Hello and welcome.
This is my favourite of the four practices,
And I hope by the end of it you'll understand why.
It's the one that changes something,
Quietly,
And how you move through the world.
As always,
These sessions are intentionally designed without music,
And instead feature soft nature sounds in the background.
However,
If you are out and about in nature,
Maybe you turn off noise cancellation on your headphones and let those sounds around you in.
If you haven't already,
Start walking.
Let your body do what it already knows how to do.
Feel the ground beneath you.
Feel the air around you.
Breathe.
Let's take about a minute to settle before we begin.
Something I hear often,
From clients,
From people I meet at workshops or on yoga classes,
Even from the version of myself that existed before this current one,
Is this feeling of being alone in it.
Whatever it is,
The pressure,
The overwhelm,
The sense that everyone else is somehow managing better,
Coping better,
Holding it together more elegantly.
It's one of the most painful aspects of a stressed life,
And it's also,
I gently suggest,
One of the least accurate.
Today's practice challenges that feeling.
Not with reassurances or positive affirmations,
But with attention.
We're going to look at what's genuinely around you,
Right now,
In this very moment.
Here's what I've come to believe.
That feeling of disconnection is partly a failure of attention.
And attention,
As it turns out,
Is something we can practice.
Look around you slowly,
No rush,
And find something alive.
It might be a tree,
A pigeon doing its slightly indignant walk across the pavement,
A dog on a lead,
A person moving in the other direction,
A determined patch of moss on a wall.
Anything that is living.
Rest your attention there for a moment.
That thing exists,
Right now,
In the same moment as you.
It's going about its life entirely unconcerned with your inbox,
Your deadlines,
Or your inner monologue.
It is simply here,
Being alive.
Now find another,
And another.
Start to let the living world expand in your awareness.
And maybe what felt like a gray,
Or anonymous,
Or unremarkable stretch of pavement begins to fill up.
With birds navigating by instinct refined over millions of years.
With trees making their slow,
Patient push toward light.
With people,
Each carrying their own invisible,
Complex,
Interior world.
If there are people around you,
You could try this.
Choose one person,
Just one.
And for a brief moment,
Really see them.
Not to stare,
Or to assess,
But just to register that they exist.
That they woke up this morning with something on their mind.

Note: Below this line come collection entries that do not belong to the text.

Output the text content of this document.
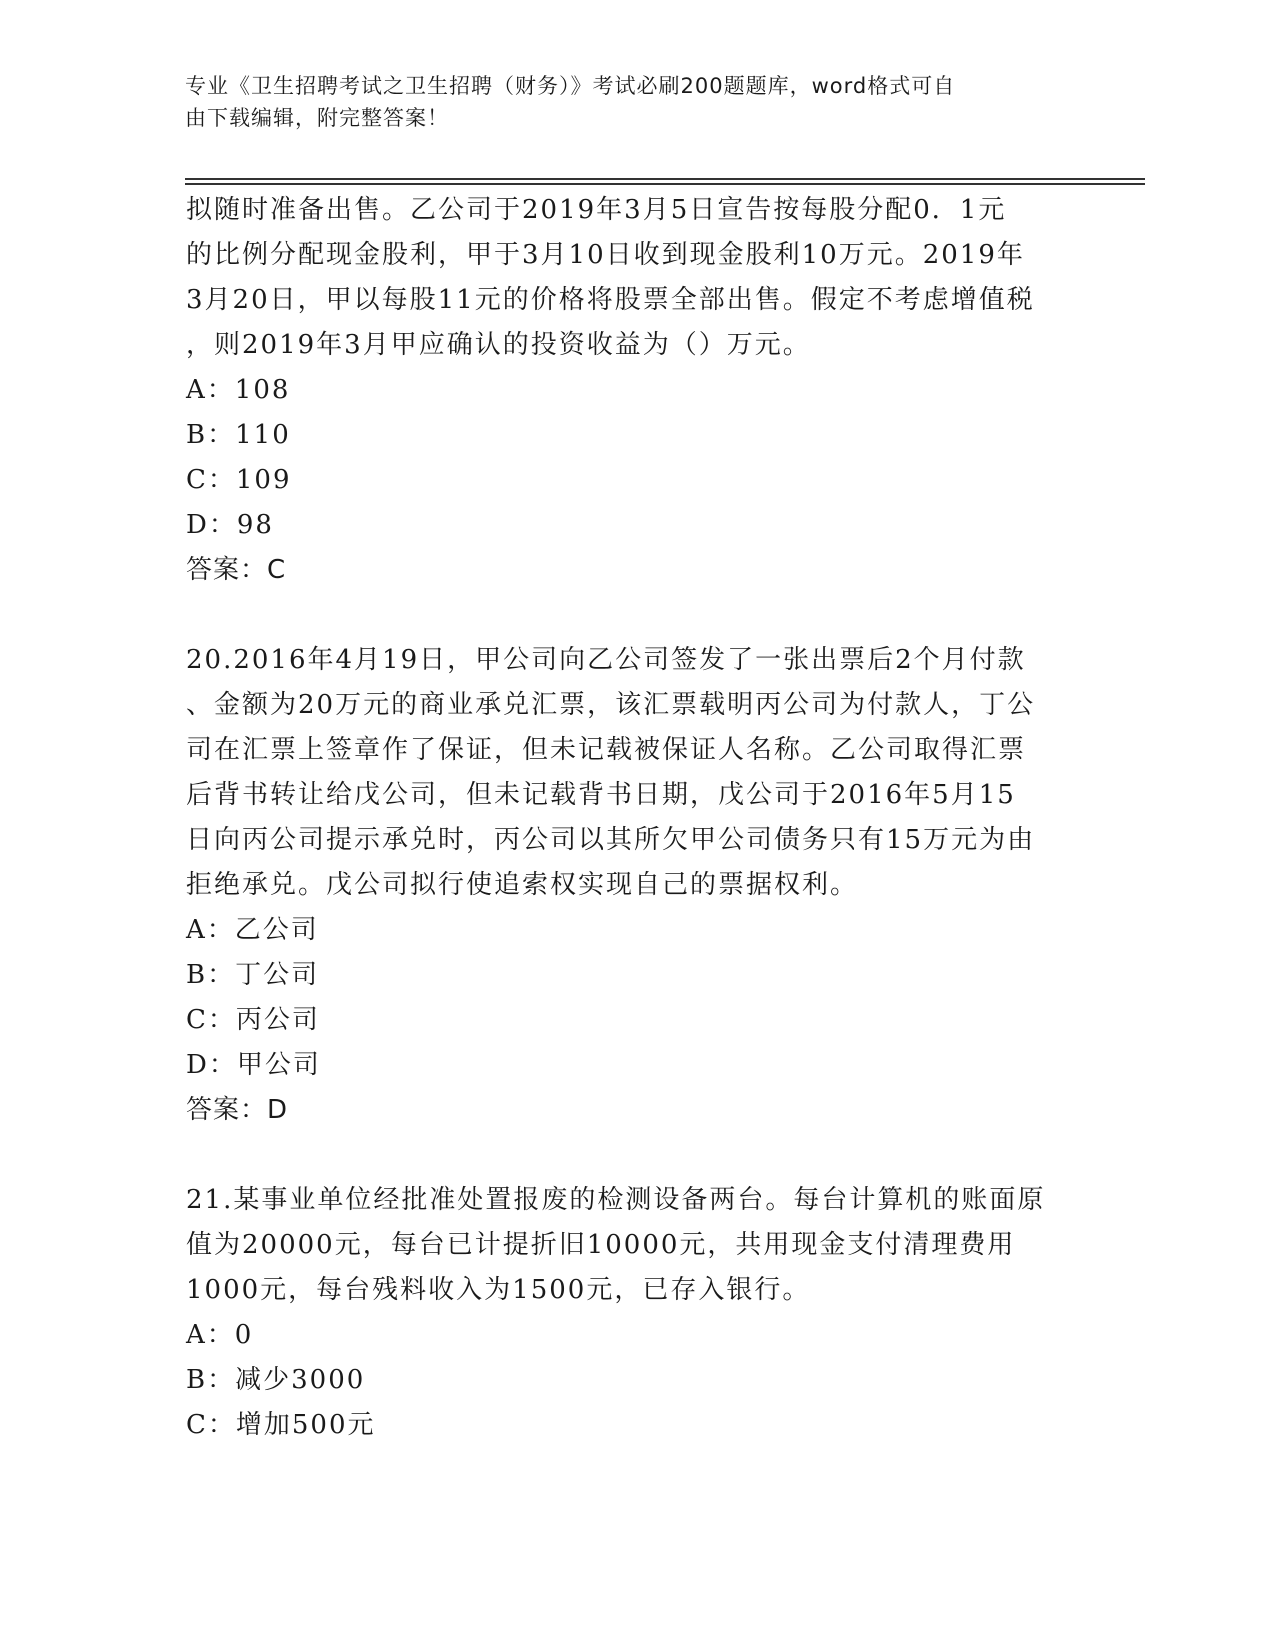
专业《卫生招聘考试之卫生招聘（财务）》考试必刷200题题库，word格式可自
由下载编辑，附完整答案！

拟随时准备出售。乙公司于2019年3月5日宣告按每股分配0．1元

的比例分配现金股利，甲于3月10日收到现金股利10万元。2019年

3月20日，甲以每股11元的价格将股票全部出售。假定不考虑增值税

，则2019年3月甲应确认的投资收益为（）万元。

A：108

B：110

C：109

D：98

答案：C

20.2016年4月19日，甲公司向乙公司签发了一张出票后2个月付款

、金额为20万元的商业承兑汇票，该汇票载明丙公司为付款人，丁公

司在汇票上签章作了保证，但未记载被保证人名称。乙公司取得汇票

后背书转让给戊公司，但未记载背书日期，戊公司于2016年5月15

日向丙公司提示承兑时，丙公司以其所欠甲公司债务只有15万元为由

拒绝承兑。戊公司拟行使追索权实现自己的票据权利。

A：乙公司

B：丁公司

C：丙公司

D：甲公司

答案：D

21.某事业单位经批准处置报废的检测设备两台。每台计算机的账面原

值为20000元，每台已计提折旧10000元，共用现金支付清理费用

1000元，每台残料收入为1500元，已存入银行。

A：0

B：减少3000

C：增加500元
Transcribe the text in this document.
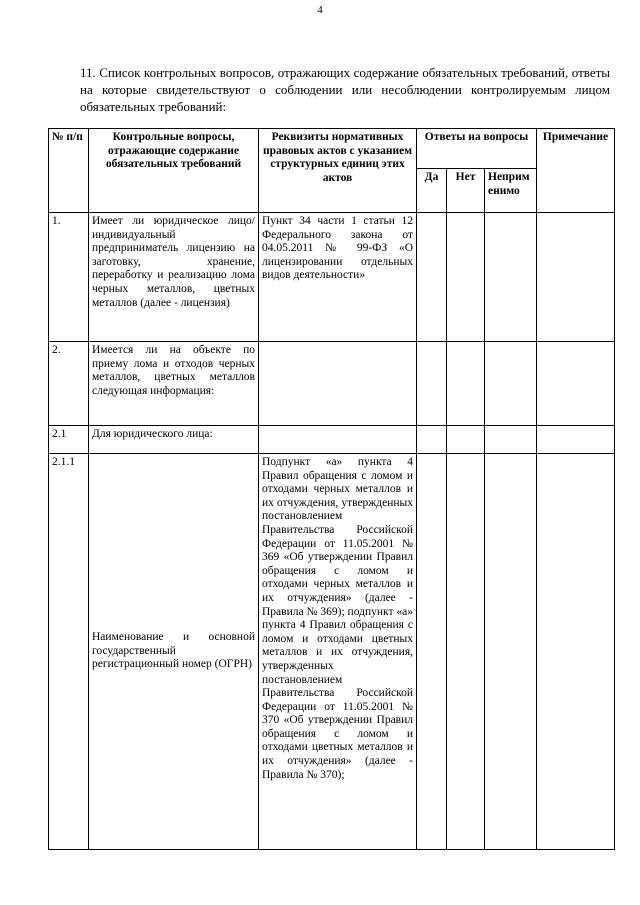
4
11. Список контрольных вопросов, отражающих содержание обязательных требований, ответы на которые свидетельствуют о соблюдении или несоблюдении контролируемым лицом обязательных требований:
№ п/п	Контрольные вопросы, отражающие содержание обязательных требований	Реквизиты нормативных правовых актов с указанием структурных единиц этих актов	Ответы на вопросы			Примечание
			Да	Нет	Неприм енимо	
1.	Имеет ли юридическое лицо/индивидуальный предприниматель лицензию на заготовку, хранение, переработку и реализацию лома черных металлов, цветных металлов (далее - лицензия)	Пункт 34 части 1 статьи 12 Федерального закона от 04.05.2011 № 99-ФЗ «О лицензировании отдельных видов деятельности»				
2.	Имеется ли на объекте по приему лома и отходов черных металлов, цветных металлов следующая информация:					
2.1	Для юридического лица:					
2.1.1	Наименование и основной государственный регистрационный номер (ОГРН)	Подпункт «а» пункта 4 Правил обращения с ломом и отходами черных металлов и их отчуждения, утвержденных постановлением Правительства Российской Федерации от 11.05.2001 № 369 «Об утверждении Правил обращения с ломом и отходами черных металлов и их отчуждения» (далее - Правила № 369); подпункт «а» пункта 4 Правил обращения с ломом и отходами цветных металлов и их отчуждения, утвержденных постановлением Правительства Российской Федерации от 11.05.2001 № 370 «Об утверждении Правил обращения с ломом и отходами цветных металлов и их отчуждения» (далее - Правила № 370);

That they are navigating their very own life with the same mix of effort,
And uncertainty,
And hope that you are.
That they are not in existence because you are here right now,
But that they have their very own reality.

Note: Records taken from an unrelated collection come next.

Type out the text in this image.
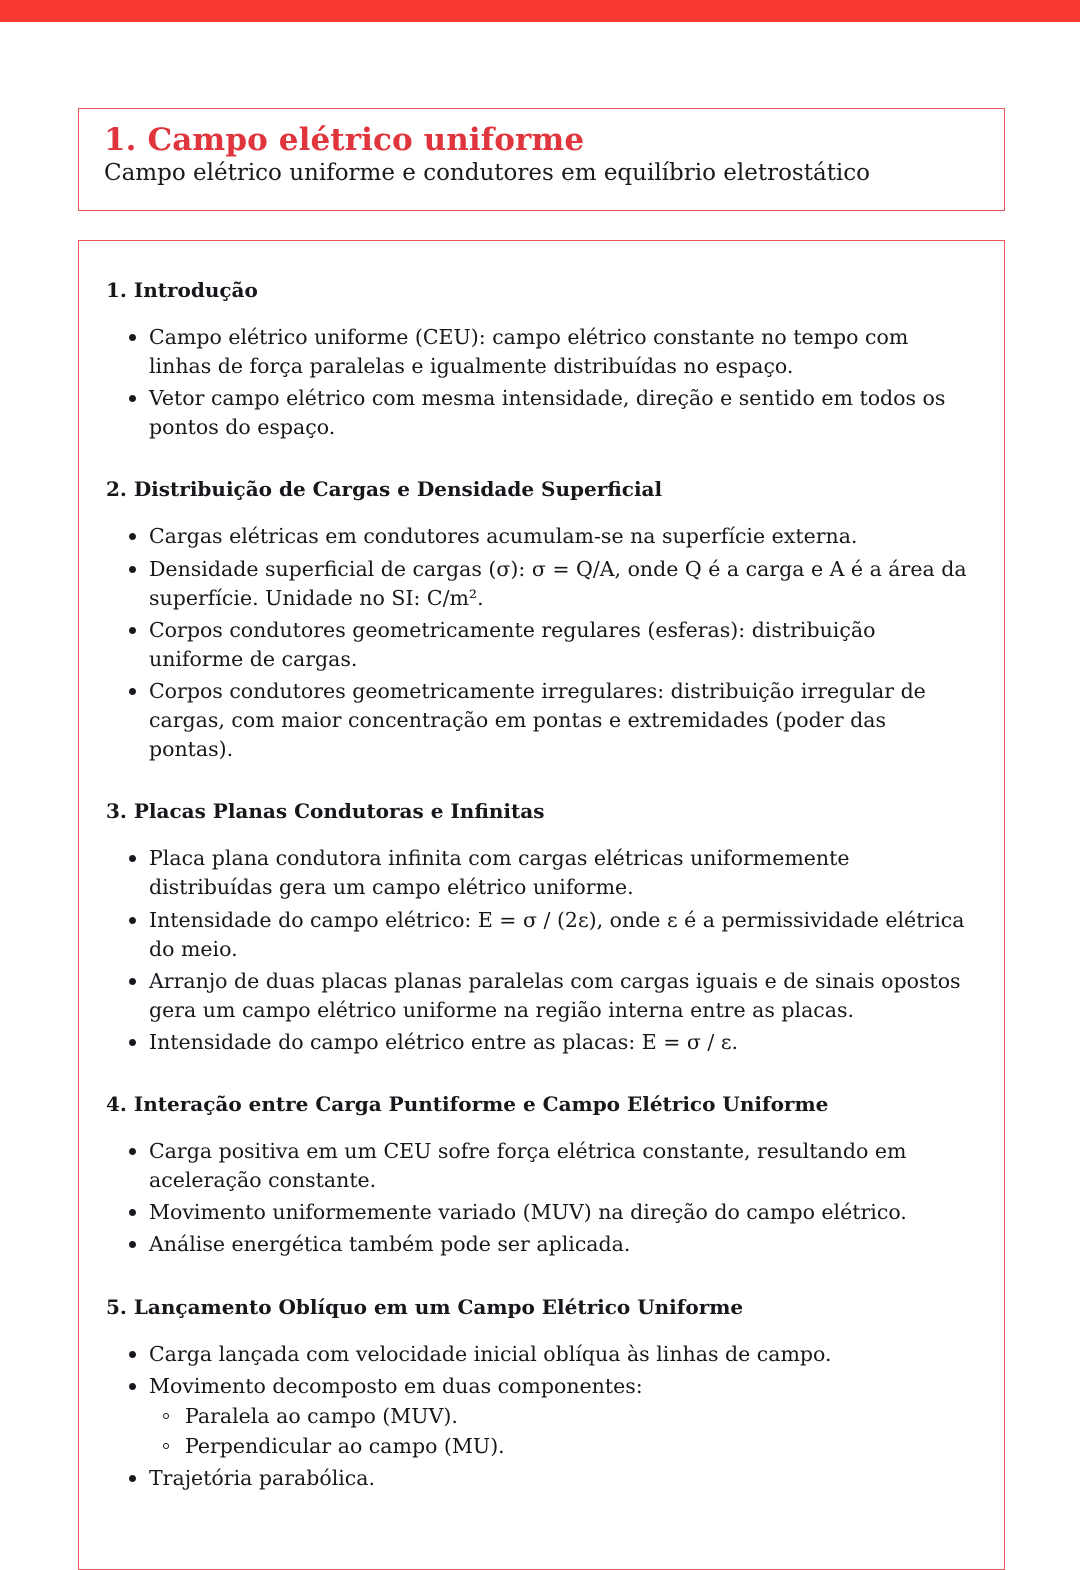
1. Campo elétrico uniforme

Campo elétrico uniforme e condutores em equilíbrio eletrostático

1. Introdução
Campo elétrico uniforme (CEU): campo elétrico constante no tempo com linhas de força paralelas e igualmente distribuídas no espaço.
Vetor campo elétrico com mesma intensidade, direção e sentido em todos os pontos do espaço.
2. Distribuição de Cargas e Densidade Superficial
Cargas elétricas em condutores acumulam-se na superfície externa.
Densidade superficial de cargas (σ): σ = Q/A, onde Q é a carga e A é a área da superfície. Unidade no SI: C/m².
Corpos condutores geometricamente regulares (esferas): distribuição uniforme de cargas.
Corpos condutores geometricamente irregulares: distribuição irregular de cargas, com maior concentração em pontas e extremidades (poder das pontas).
3. Placas Planas Condutoras e Infinitas
Placa plana condutora infinita com cargas elétricas uniformemente distribuídas gera um campo elétrico uniforme.
Intensidade do campo elétrico: E = σ / (2ε), onde ε é a permissividade elétrica do meio.
Arranjo de duas placas planas paralelas com cargas iguais e de sinais opostos gera um campo elétrico uniforme na região interna entre as placas.
Intensidade do campo elétrico entre as placas: E = σ / ε.
4. Interação entre Carga Puntiforme e Campo Elétrico Uniforme
Carga positiva em um CEU sofre força elétrica constante, resultando em aceleração constante.
Movimento uniformemente variado (MUV) na direção do campo elétrico.
Análise energética também pode ser aplicada.
5. Lançamento Oblíquo em um Campo Elétrico Uniforme
Carga lançada com velocidade inicial oblíqua às linhas de campo.
Movimento decomposto em duas componentes:
Paralela ao campo (MUV).
Perpendicular ao campo (MU).
Trajetória parabólica.
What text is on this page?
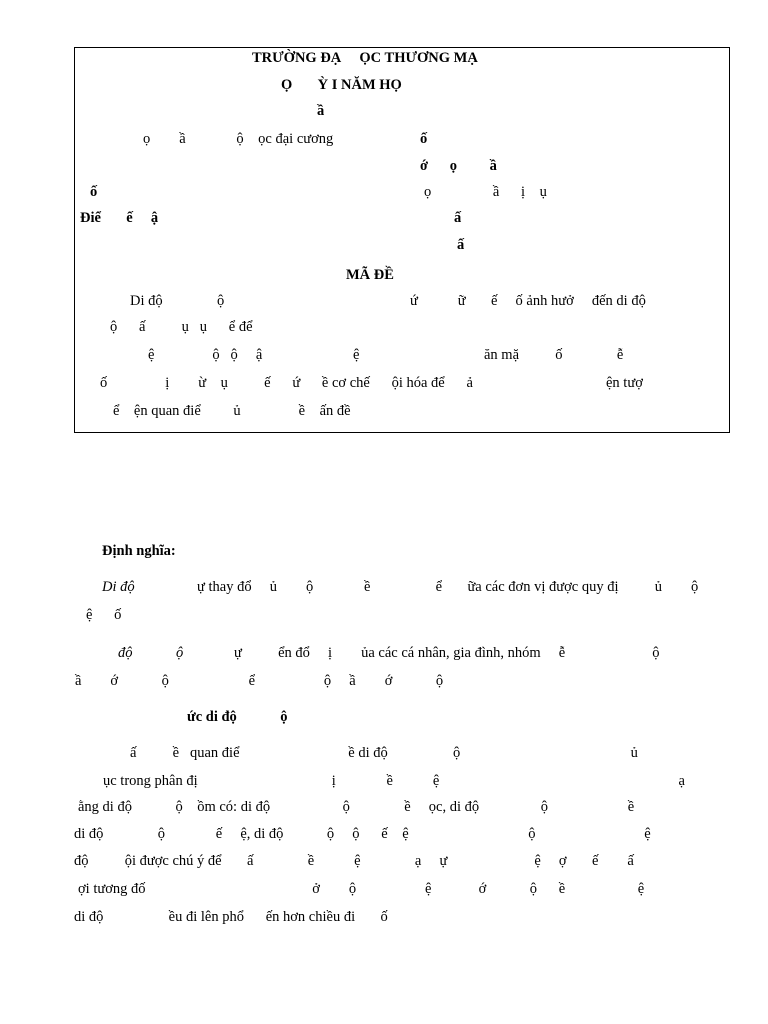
TRƯỜNG ĐẠ     ỌC THƯƠNG MẠ
Ọ       Ỳ I NĂM HỌ
ầ
ọ        ầ              ộ    ọc đại cương	ố
ớ      ọ         ầ
ố	ọ                 ầ      ị    ụ
Điể       ế     ậ	ấ
ấ
MÃ ĐỀ
Di độ               ộ	ứ           ữ       ế     ố ảnh hưở     đến di độ
ộ      ấ          ụ   ụ      ể để
ệ                ộ   ộ     ậ                         ệ	ăn mặ          ố               ễ
ố                ị        ừ    ụ          ế      ứ      ề cơ chế      ội hóa để      ả	ện tượ
ể    ện quan điể         ủ                ề    ấn đề
Định nghĩa:
Di độ	ự thay đổ     ủ        ộ              ề                  ể       ữa các đơn vị được quy đị          ủ        ộ
ệ      ố
độ            ộ	ự          ển đổ     ị        ủa các cá nhân, gia đình, nhóm     ễ                        ộ
ầ        ớ            ộ                      ể                   ộ     ầ        ớ            ộ
ức di độ            ộ
ấ          ề   quan điể                              ề di độ                  ộ                                               ủ
ục trong phân đị                                     ị              ề           ệ                                                                  ạ
ằng di độ            ộ    ồm có: di độ                    ộ               ề     ọc, di độ                 ộ                      ề
di độ               ộ              ế     ệ, di độ            ộ     ộ      ế    ệ                                 ộ                              ệ
độ          ội được chú ý để       ấ               ề           ệ               ạ     ự                        ệ     ợ       ế        ấ
ợi tương đố                                              ở        ộ                   ệ             ớ            ộ      ề                    ệ
di độ                  ều đi lên phổ      ến hơn chiều đi       ố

We all know this in theory,
Of course,
But we rarely truly feel it.
You are surrounded,
At all times,
By people with entire inner lives.
That can feel overwhelming,
Or,
If you allow it,
It can feel like the most ordinary,
Profound kind of companionship.
All of us moving through the same world,
Trying to figure it out.
Now find something non-human.
A tree,
Perhaps.
Do you have any sense of how old it might be?
Trees on our streets or in our forests can be decades old,
Sometimes well over a century.
That tree has stood through everything.
Every global crisis,
Every political upheaval,
Every perfectly ordinary Tuesday that felt like the end of the world.
There's something kind of stabilizing about that,
If you let it be a support for you.
If you can hear the world around you,
Listen for a bird.
See if you can locate where the sound is coming from.
Birds are singing right now,
At this exact moment,
Regardless of the news cycle,
Regardless of your notifications,
Regardless of anything at all.
They're singing just because moment calls for it.
Keep paying attention to these things around you as you continue to walk for the next couple of minutes.
As you continue to walk,
Notice that you too are part of this world,
This ecosystem.
Belonging doesn't require anyone to know your name.
It doesn't even require you to be seen or acknowledged or included.
You belong to this world simply by being in it,
By walking through it,
By breathing the same air,
Living under the same sky,
Sharing the same improbable moment in time as everything else that is alive right now.
You are woven into this,
Not on the outside looking in,
But firmly part of the fabric.
You are not alone in this human experience.
In these last moments of the practice,
Just walk and let yourself be part of the scene rather than a spectator of it.
One living thing amongst many.
As we close,
Take a breath and let your gaze soften and widen.
Take in everything around you,
Near and far,
All at once.
This is your world.
You live here and this world is maybe surprisingly full of life.
For the rest of your walk,
There's nothing to maintain or practice.
But if disconnection creeps in,
If that particular loneliness arrives,
Look for something alive near you.
A bird,
A tree,
A stranger going about their day.
Let it remind you of what is actually true.
That you are always in company and that you belong here.
Walk well and thank you for joining me on these journeys.